From interpretability to inference: an estimation framework for universal approximators
Andreas Joseph
TL;DR
The paper bridges interpretability and econometric inference for universal function approximators by decomposing predictions into Shapley values and analyzing their bias and variance. By extending to Shapley-Taylor interactions and coupling with cross-fitting and training-bootstrap, it derives asymptotic unbiasedness of Shapley components and introduces Shapley regressions to test whether components reflect the true DGP, with coefficients that are 0 or 1 in the limit. The methodology is demonstrated on both simulated heterogeneous treatment effects and a real Bank of England information-treatment experiment, showing how to identify true treatment channels such as age and quantify uncertainty.

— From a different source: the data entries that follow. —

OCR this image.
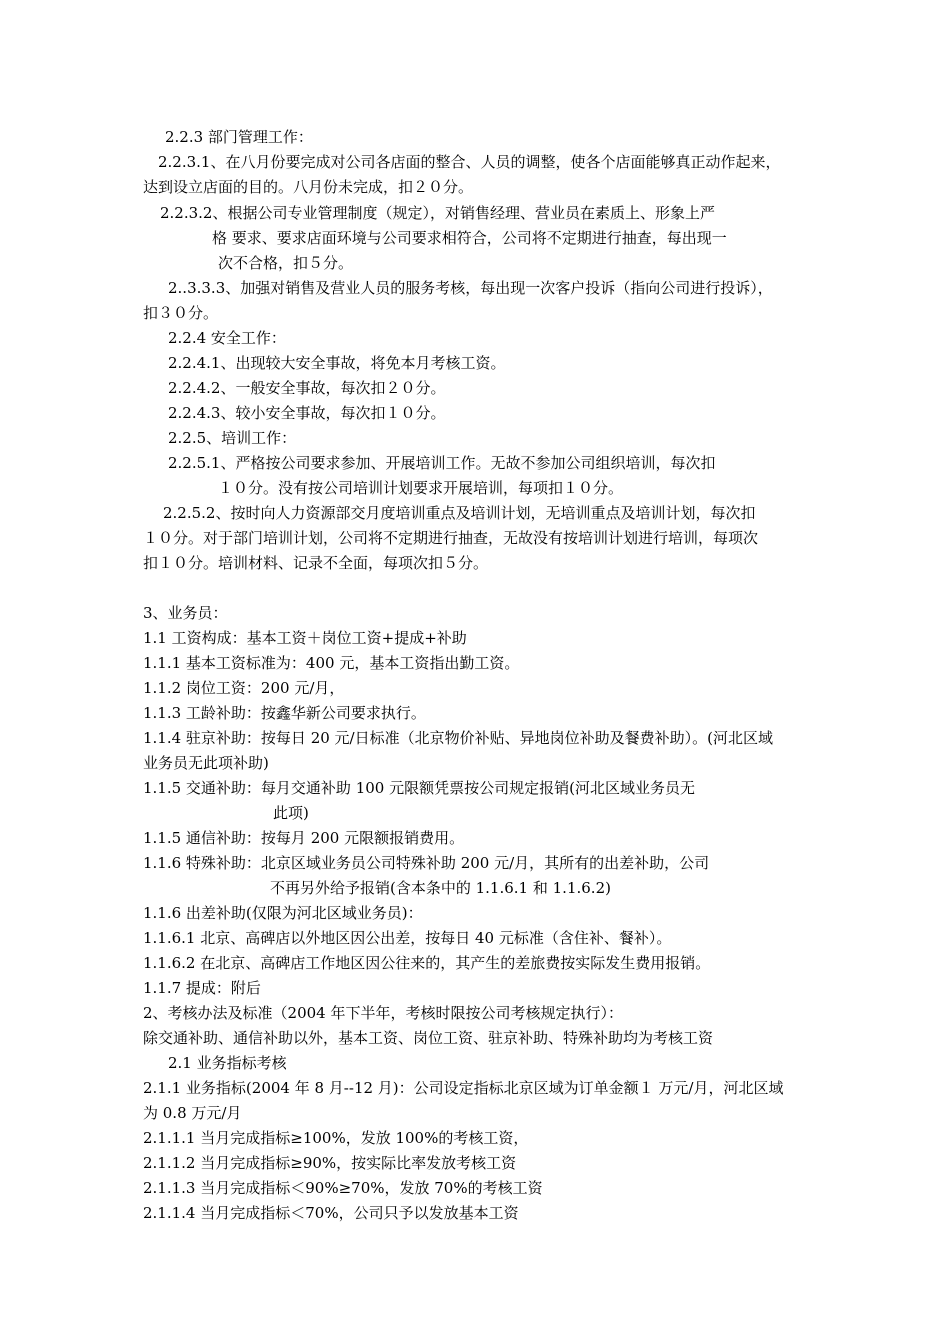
2.2.3 部门管理工作：
2.2.3.1、在八月份要完成对公司各店面的整合、人员的调整，使各个店面能够真正动作起来，
达到设立店面的目的。八月份未完成，扣２０分。
2.2.3.2、根据公司专业管理制度（规定），对销售经理、营业员在素质上、形象上严
格 要求、要求店面环境与公司要求相符合，公司将不定期进行抽查，每出现一
次不合格，扣５分。
2..3.3.3、加强对销售及营业人员的服务考核，每出现一次客户投诉（指向公司进行投诉），
扣３０分。
2.2.4 安全工作：
2.2.4.1、出现较大安全事故，将免本月考核工资。
2.2.4.2、一般安全事故，每次扣２０分。
2.2.4.3、较小安全事故，每次扣１０分。
2.2.5、培训工作：
2.2.5.1、严格按公司要求参加、开展培训工作。无故不参加公司组织培训，每次扣
１０分。没有按公司培训计划要求开展培训，每项扣１０分。
2.2.5.2、按时向人力资源部交月度培训重点及培训计划，无培训重点及培训计划，每次扣
１０分。对于部门培训计划，公司将不定期进行抽查，无故没有按培训计划进行培训，每项次
扣１０分。培训材料、记录不全面，每项次扣５分。
3、业务员：
1.1 工资构成：基本工资＋岗位工资+提成+补助
1.1.1 基本工资标准为：400 元，基本工资指出勤工资。
1.1.2 岗位工资：200 元/月，
1.1.3 工龄补助：按鑫华新公司要求执行。
1.1.4 驻京补助：按每日 20 元/日标准（北京物价补贴、异地岗位补助及餐费补助）。(河北区域
业务员无此项补助)
1.1.5 交通补助：每月交通补助 100 元限额凭票按公司规定报销(河北区域业务员无
此项)
1.1.5 通信补助：按每月 200 元限额报销费用。
1.1.6 特殊补助：北京区域业务员公司特殊补助 200 元/月，其所有的出差补助，公司
不再另外给予报销(含本条中的 1.1.6.1 和 1.1.6.2)
1.1.6 出差补助(仅限为河北区域业务员)：
1.1.6.1 北京、高碑店以外地区因公出差，按每日 40 元标准（含住补、餐补）。
1.1.6.2 在北京、高碑店工作地区因公往来的，其产生的差旅费按实际发生费用报销。
1.1.7 提成：附后
2、考核办法及标准（2004 年下半年，考核时限按公司考核规定执行）：
除交通补助、通信补助以外，基本工资、岗位工资、驻京补助、特殊补助均为考核工资
2.1 业务指标考核
2.1.1 业务指标(2004 年 8 月--12 月)：公司设定指标北京区域为订单金额１ 万元/月，河北区域
为 0.8 万元/月
2.1.1.1 当月完成指标≥100%，发放 100%的考核工资，
2.1.1.2 当月完成指标≥90%，按实际比率发放考核工资
2.1.1.3 当月完成指标＜90%≥70%，发放 70%的考核工资
2.1.1.4 当月完成指标＜70%，公司只予以发放基本工资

This framework provides a practical, model-agnostic path from interpretability to statistically valid inference for modern ML models, while highlighting local rather than global validity and suggesting avenues for further extensions.
Abstract
We present a novel framework for estimation and inference with the broad class of universal approximators. Estimation is based on the decomposition of model predictions into Shapley values. Inference relies on analyzing the bias and variance properties of individual Shapley components. We show that Shapley value estimation is asymptotically unbiased, and we introduce Shapley regressions as a tool to uncover the true data generating process from noisy data alone. The well-known case of the linear regression is the special case in our framework if the model is linear in parameters. We present theoretical, numerical, and empirical results for the estimation of heterogeneous treatment effects as our guiding example.